Mama, seperti juga yang lain, tak pernah mengerti alasanku berjaga tiap malam. Tak ada yang memahami apa yang kutunggu. Kecuali Bandi, tempat cintaku bersandar. Ia tak pernah sekalipun menyinggung soal mataku yang kian cekung. Mungkin karena lelaki seperti dia mengerti jerih payah orang yang mencintai. Kesetiaan yang mengalahkan penglihatan fisik.

Tidak seperti pasangan-pasangan lain, dalam angan kebanyakan orang, kami memang berbeda. Kesibukan Bandi menafkahi keluarganya, membuat lelaki itu harus bekerja ekstra keras. Meskipun begitu, pertemuan kami rutin. Walaupun hanya sebentar sekali.

Di luar waktu kerjanya sebagai wartawan, lelaki itu menyempatkan diri menulis cerpen, puisi, resensi, opini, apa saja, untuk banyak media. Komputer, ia belum punya. Itulah mengapa Bandi rajin berlama-lama di kantor.

Dan sebagai pasangan yang setia, aku harus mengerti.

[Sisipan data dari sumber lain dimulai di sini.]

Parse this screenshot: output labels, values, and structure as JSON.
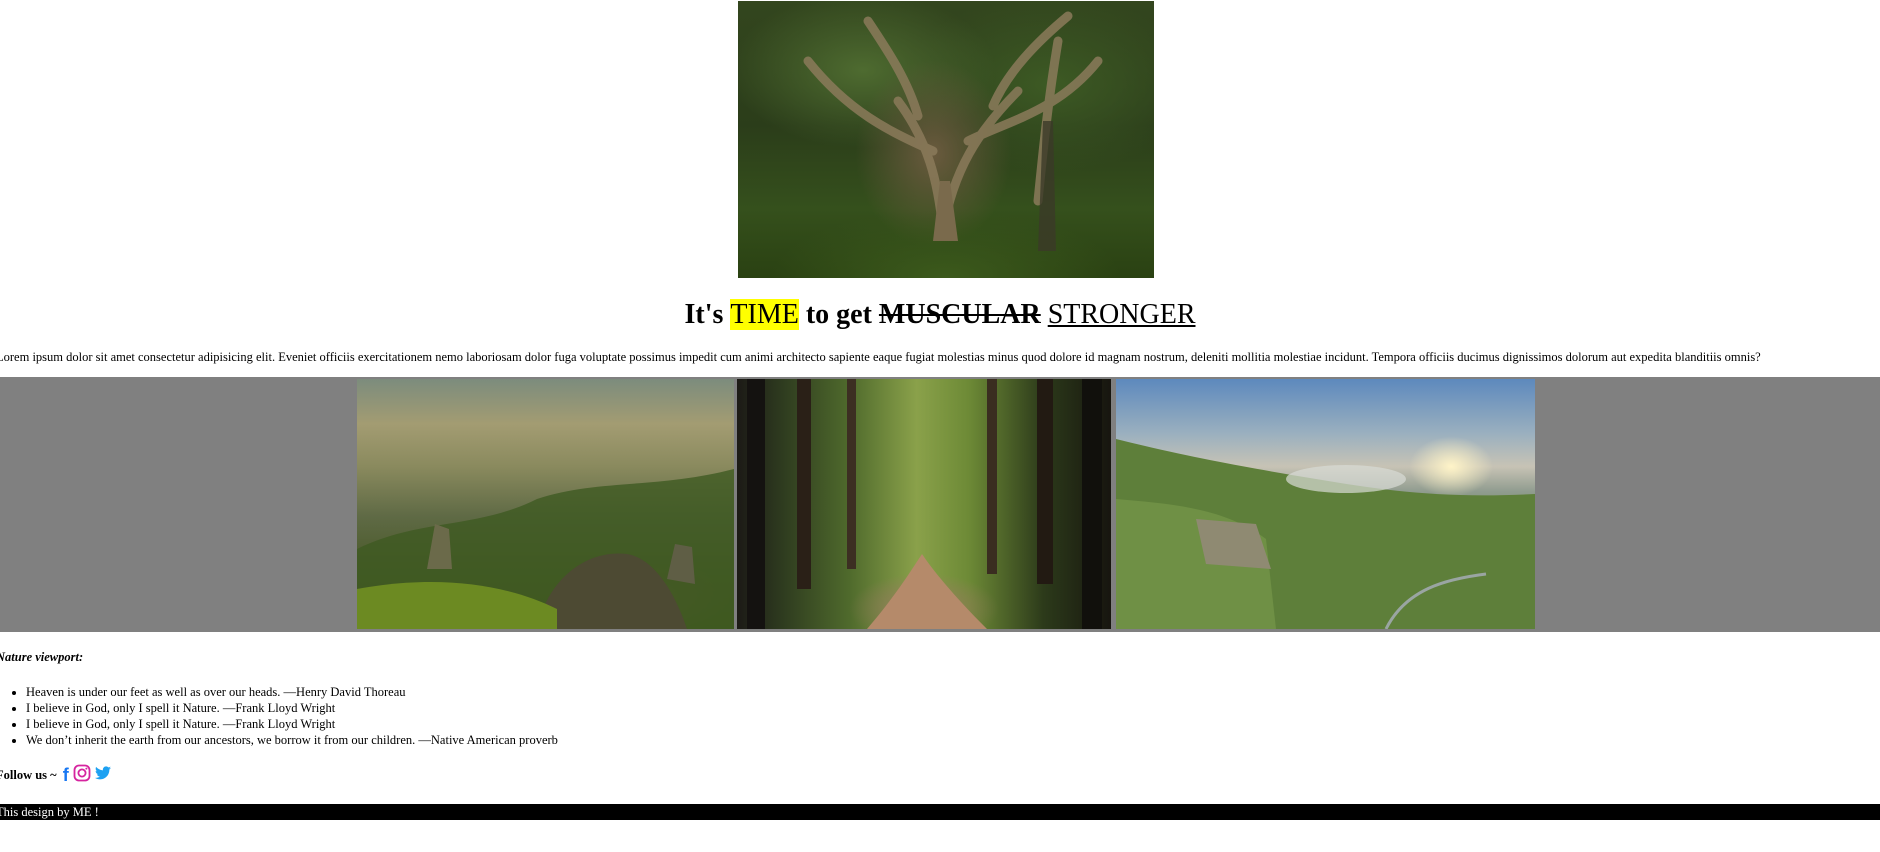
{
  "hero": {
    "image": "large-tree-forest-photo"
  },
  "headline": {
    "part1": "It's ",
    "highlight": "TIME",
    "part2": " to get ",
    "struck": "MUSCULAR",
    "space": " ",
    "underlined": "STRONGER"
  },
  "intro": "Lorem ipsum dolor sit amet consectetur adipisicing elit. Eveniet officiis exercitationem nemo laboriosam dolor fuga voluptate possimus impedit cum animi architecto sapiente eaque fugiat molestias minus quod dolore id magnam nostrum, deleniti mollitia molestiae incidunt. Tempora officiis ducimus dignissimos dolorum aut expedita blanditiis omnis?",
  "gallery": {
    "background": "#808080",
    "images": [
      "mountain-valley-photo",
      "forest-path-photo",
      "green-cliffs-sunset-photo"
    ]
  },
  "caption": "Nature viewport:",
  "quotes": [
    "Heaven is under our feet as well as over our heads. —Henry David Thoreau",
    "I believe in God, only I spell it Nature. —Frank Lloyd Wright",
    "I believe in God, only I spell it Nature. —Frank Lloyd Wright",
    "We don’t inherit the earth from our ancestors, we borrow it from our children. —Native American proverb"
  ],
  "follow": {
    "label": "Follow us ~ ",
    "facebook_glyph": "f",
    "icons": [
      "facebook-icon",
      "instagram-icon",
      "twitter-icon"
    ],
    "colors": {
      "facebook": "#1877f2",
      "instagram": "#d6249f",
      "twitter": "#1da1f2"
    }
  },
  "footer": "This design by ME !",
  "highlight_color": "#ffff00"
}
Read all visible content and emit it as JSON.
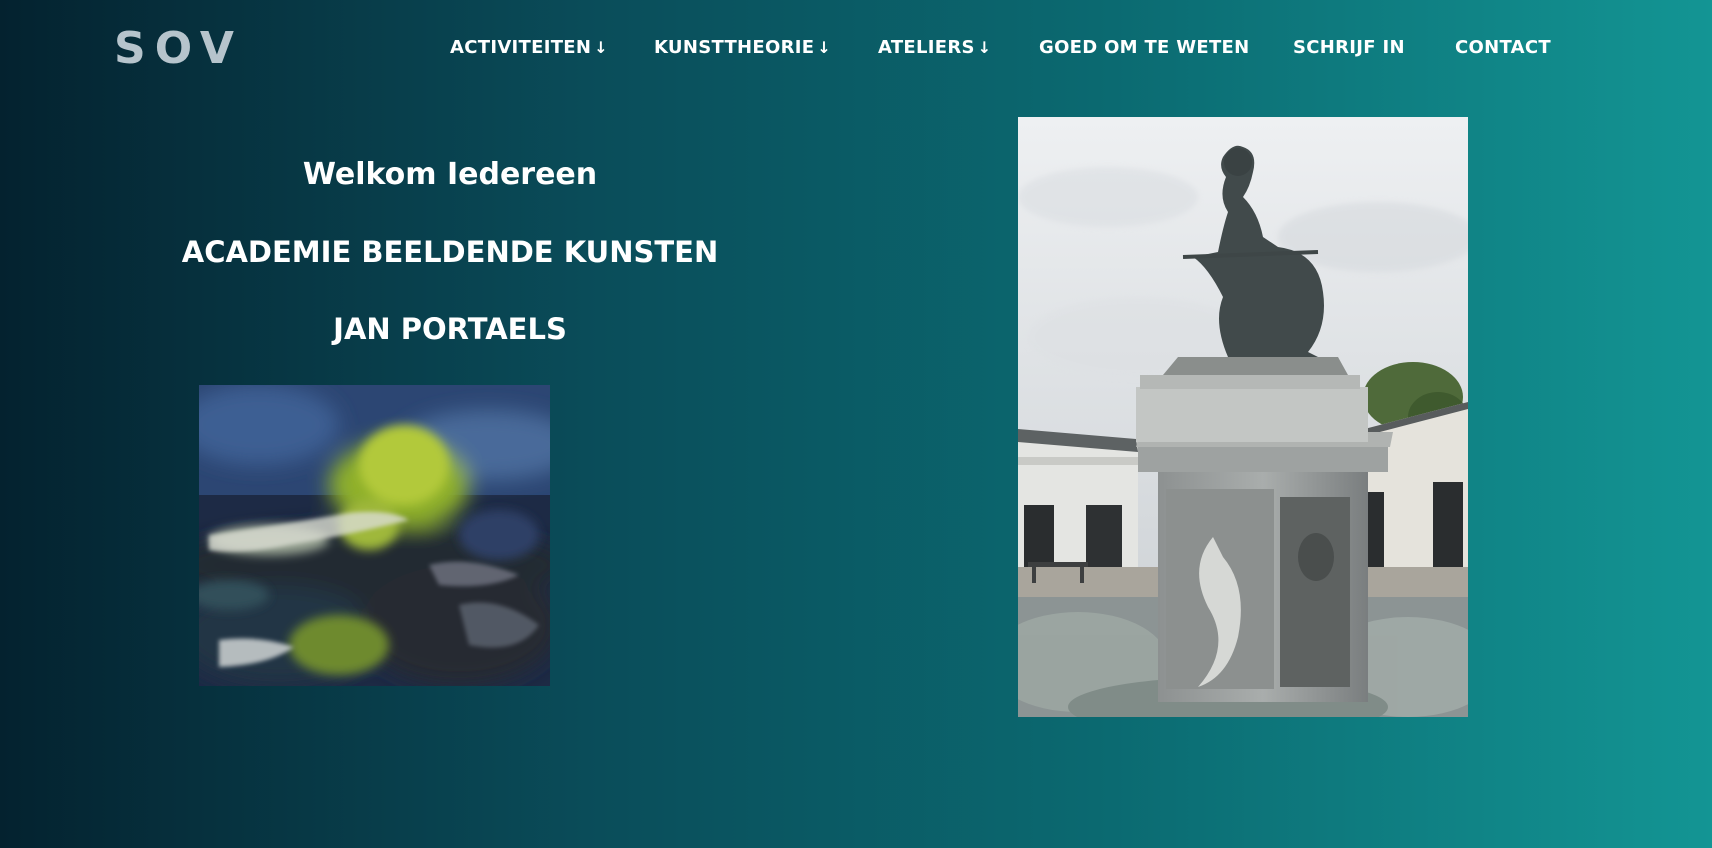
{
  "header": {
    "logo": "SOV",
    "nav": [
      {
        "label": "ACTIVITEITEN",
        "arrow": "↓"
      },
      {
        "label": "KUNSTTHEORIE",
        "arrow": "↓"
      },
      {
        "label": "ATELIERS",
        "arrow": "↓"
      },
      {
        "label": "GOED OM TE WETEN",
        "arrow": ""
      },
      {
        "label": "SCHRIJF IN",
        "arrow": ""
      },
      {
        "label": "CONTACT",
        "arrow": ""
      }
    ]
  },
  "main": {
    "welcome": "Welkom Iedereen",
    "academy": "ACADEMIE BEELDENDE KUNSTEN",
    "name": "JAN PORTAELS"
  },
  "colors": {
    "gradient_left": "#04222f",
    "gradient_right": "#139594",
    "logo": "#b6c4cc",
    "text": "#ffffff"
  }
}
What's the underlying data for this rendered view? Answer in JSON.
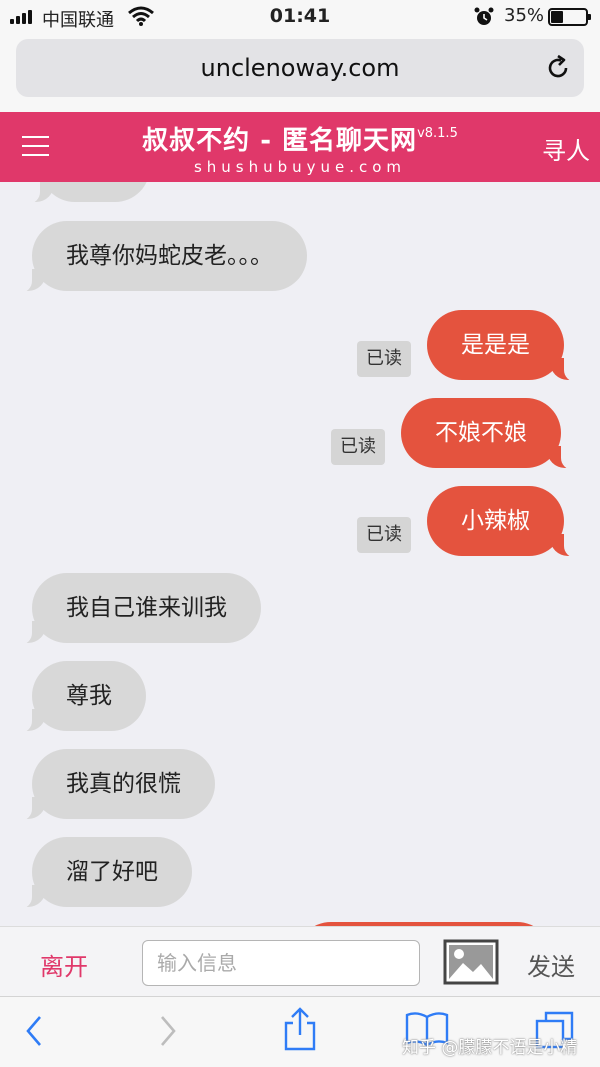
{
  "status_bar": {
    "carrier": "中国联通",
    "time": "01:41",
    "battery_percent_text": "35%",
    "battery_level": 0.35
  },
  "browser": {
    "url": "unclenoway.com"
  },
  "header": {
    "title": "叔叔不约 - 匿名聊天网",
    "version": "v8.1.5",
    "subtitle": "shushubuyue.com",
    "find_button": "寻人"
  },
  "messages": [
    {
      "direction": "in",
      "text": "我尊你妈蛇皮老。。。"
    },
    {
      "direction": "out",
      "text": "是是是",
      "read_status": "已读"
    },
    {
      "direction": "out",
      "text": "不娘不娘",
      "read_status": "已读"
    },
    {
      "direction": "out",
      "text": "小辣椒",
      "read_status": "已读"
    },
    {
      "direction": "in",
      "text": "我自己谁来训我"
    },
    {
      "direction": "in",
      "text": "尊我"
    },
    {
      "direction": "in",
      "text": "我真的很慌"
    },
    {
      "direction": "in",
      "text": "溜了好吧"
    }
  ],
  "input_bar": {
    "leave_button": "离开",
    "placeholder": "输入信息",
    "send_button": "发送"
  },
  "watermark": "知乎 @朦朦不语是小精",
  "colors": {
    "header": "#e0386a",
    "outgoing_bubble": "#e4533e",
    "incoming_bubble": "#d8d8d8"
  }
}
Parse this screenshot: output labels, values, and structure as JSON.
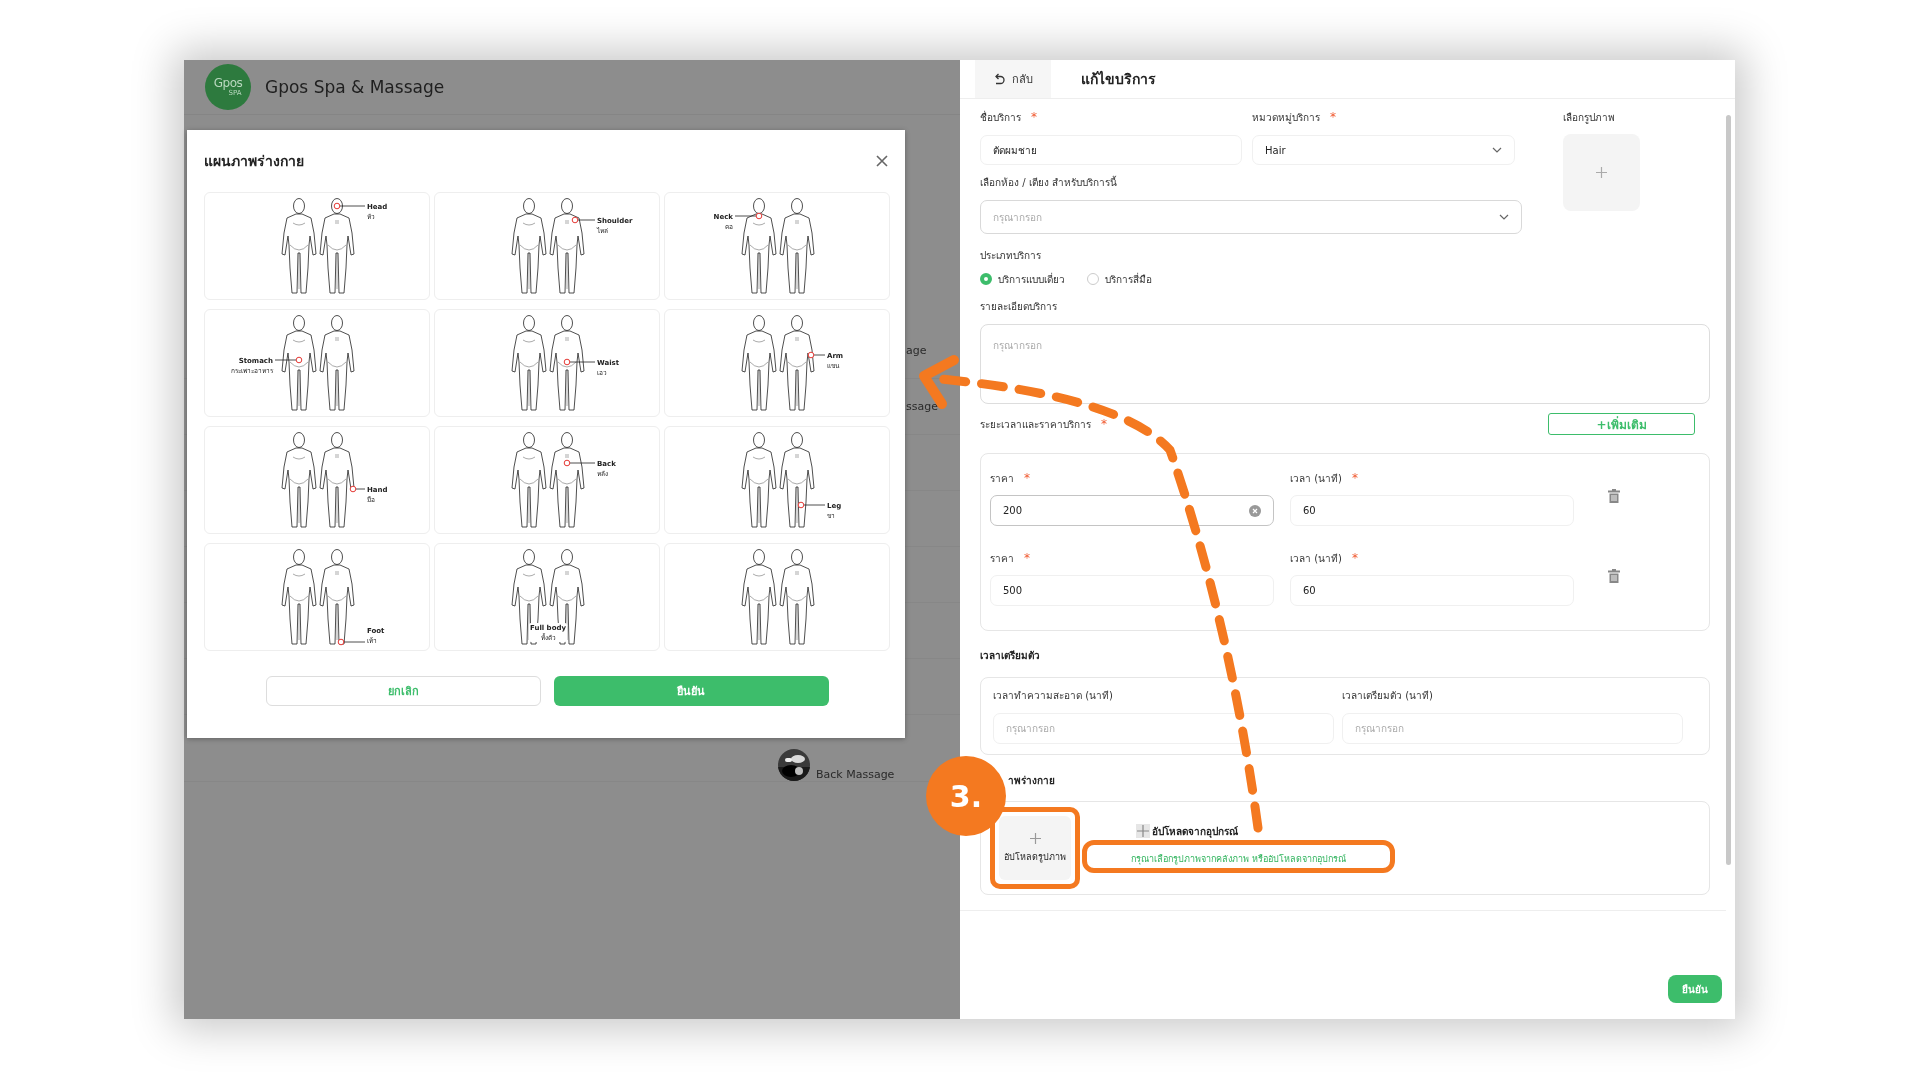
{
  "app": {
    "logo": {
      "text": "Gpos",
      "subtext": "SPA"
    },
    "title": "Gpos Spa & Massage",
    "list_items": [
      {
        "text": "age",
        "kind": "plain"
      },
      {
        "text": "ssage",
        "kind": "plain"
      },
      {
        "kind": "empty"
      },
      {
        "kind": "empty"
      },
      {
        "kind": "empty"
      },
      {
        "kind": "empty"
      },
      {
        "kind": "empty"
      },
      {
        "text": "Back Massage",
        "kind": "picture"
      }
    ]
  },
  "body_map_dialog": {
    "title": "แผนภาพร่างกาย",
    "cards": [
      {
        "kind": "head",
        "label": "Head",
        "label_th": "หัว"
      },
      {
        "kind": "shoulder",
        "label": "Shoulder",
        "label_th": "ไหล่"
      },
      {
        "kind": "neck",
        "label": "Neck",
        "label_th": "คอ"
      },
      {
        "kind": "stomach",
        "label": "Stomach",
        "label_th": "กระเพาะอาหาร"
      },
      {
        "kind": "waist",
        "label": "Waist",
        "label_th": "เอว"
      },
      {
        "kind": "arm",
        "label": "Arm",
        "label_th": "แขน"
      },
      {
        "kind": "hand",
        "label": "Hand",
        "label_th": "มือ"
      },
      {
        "kind": "back",
        "label": "Back",
        "label_th": "หลัง"
      },
      {
        "kind": "leg",
        "label": "Leg",
        "label_th": "ขา"
      },
      {
        "kind": "foot",
        "label": "Foot",
        "label_th": "เท้า"
      },
      {
        "kind": "full",
        "label": "Full body",
        "label_th": "ทั้งตัว"
      },
      {
        "kind": "none"
      }
    ],
    "cancel_button": "ยกเลิก",
    "confirm_button": "ยืนยัน"
  },
  "edit_panel": {
    "back_button": "กลับ",
    "title": "แก้ไขบริการ",
    "service_name": {
      "label": "ชื่อบริการ",
      "required_mark": "*",
      "value": "ตัดผมชาย"
    },
    "category": {
      "label": "หมวดหมู่บริการ",
      "required_mark": "*",
      "value": "Hair"
    },
    "image_picker": {
      "label": "เลือกรูปภาพ"
    },
    "room": {
      "label": "เลือกห้อง / เตียง สำหรับบริการนี้",
      "placeholder": "กรุณากรอก"
    },
    "service_type": {
      "label": "ประเภทบริการ",
      "options": [
        {
          "label": "บริการแบบเดี่ยว",
          "selected": true
        },
        {
          "label": "บริการสี่มือ",
          "selected": false
        }
      ]
    },
    "details": {
      "label": "รายละเอียดบริการ",
      "placeholder": "กรุณากรอก"
    },
    "pricing": {
      "label": "ระยะเวลาและราคาบริการ",
      "required_mark": "*",
      "add_button": "+เพิ่มเติม",
      "rows": [
        {
          "price_label": "ราคา",
          "price_mark": "*",
          "price": "200",
          "focused": true,
          "duration_label": "เวลา (นาที)",
          "duration_mark": "*",
          "duration": "60"
        },
        {
          "price_label": "ราคา",
          "price_mark": "*",
          "price": "500",
          "focused": false,
          "duration_label": "เวลา (นาที)",
          "duration_mark": "*",
          "duration": "60"
        }
      ]
    },
    "prep": {
      "label": "เวลาเตรียมตัว",
      "fields": [
        {
          "label": "เวลาทำความสะอาด (นาที)",
          "placeholder": "กรุณากรอก"
        },
        {
          "label": "เวลาเตรียมตัว (นาที)",
          "placeholder": "กรุณากรอก"
        }
      ]
    },
    "body_image": {
      "label": "าพร่างกาย",
      "upload_tile": "อัปโหลดรูปภาพ",
      "upload_link": "อัปโหลดจากอุปกรณ์",
      "hint": "กรุณาเลือกรูปภาพจากคลังภาพ หรืออัปโหลดจากอุปกรณ์",
      "highlighted": true
    },
    "confirm_button": "ยืนยัน"
  },
  "annotation": {
    "step": "3."
  }
}
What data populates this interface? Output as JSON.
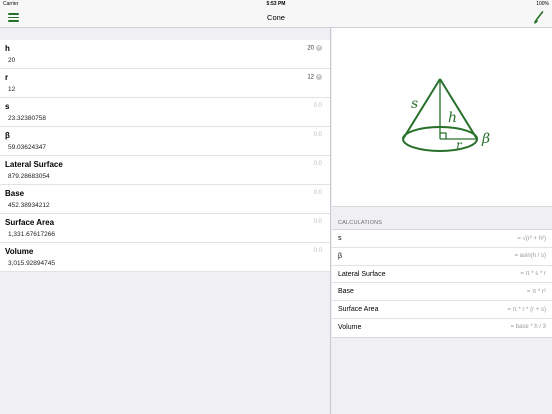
{
  "status": {
    "carrier": "Carrier",
    "time": "5:53 PM",
    "battery": "100%"
  },
  "nav": {
    "title": "Cone"
  },
  "colors": {
    "accent": "#27702a"
  },
  "inputs": [
    {
      "label": "h",
      "value": "20",
      "right": "20",
      "set": true
    },
    {
      "label": "r",
      "value": "12",
      "right": "12",
      "set": true
    },
    {
      "label": "s",
      "value": "23.32380758",
      "right": "0.0",
      "set": false
    },
    {
      "label": "β",
      "value": "59.03624347",
      "right": "0.0",
      "set": false
    },
    {
      "label": "Lateral Surface",
      "value": "879.28683054",
      "right": "0.0",
      "set": false
    },
    {
      "label": "Base",
      "value": "452.38934212",
      "right": "0.0",
      "set": false
    },
    {
      "label": "Surface Area",
      "value": "1,331.67617266",
      "right": "0.0",
      "set": false
    },
    {
      "label": "Volume",
      "value": "3,015.92894745",
      "right": "0.0",
      "set": false
    }
  ],
  "diagram": {
    "labels": {
      "s": "s",
      "h": "h",
      "r": "r",
      "beta": "β"
    }
  },
  "calculations": {
    "header": "CALCULATIONS",
    "rows": [
      {
        "name": "s",
        "formula": "= √(r² + h²)"
      },
      {
        "name": "β",
        "formula": "= asin(h / s)"
      },
      {
        "name": "Lateral Surface",
        "formula": "= π * s * r"
      },
      {
        "name": "Base",
        "formula": "= π * r²"
      },
      {
        "name": "Surface Area",
        "formula": "= π * r * (r + s)"
      },
      {
        "name": "Volume",
        "formula": "= base * h / 3"
      }
    ]
  }
}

Sosoknya yang pekerja keras, itu yang membuatku makin terpikat. Jatuh hati
kian dalam. Lainnya?

Aku tahu ia selalu berusaha menyisihkan sedikit waktunya untuk bersamaku walau hanya sekedar bertatap muka,setiap hari kami bertemu setelah ia pulang kerja,hanya berbicara sedikit,lalu akupun pulang ke rumah. Itulah bukti kecintaanku padanya.
Pernah beberapa bulan yang lalu aku tidak tahan berhubungan seperti ini,akupun mulai sering marah kepada bang Bandi,aku fikir ia tidak mencintaiku karena ia hanya bekerja untuk menafkahi keluarganya saja. Sedangkan aku tidak difikirkannya.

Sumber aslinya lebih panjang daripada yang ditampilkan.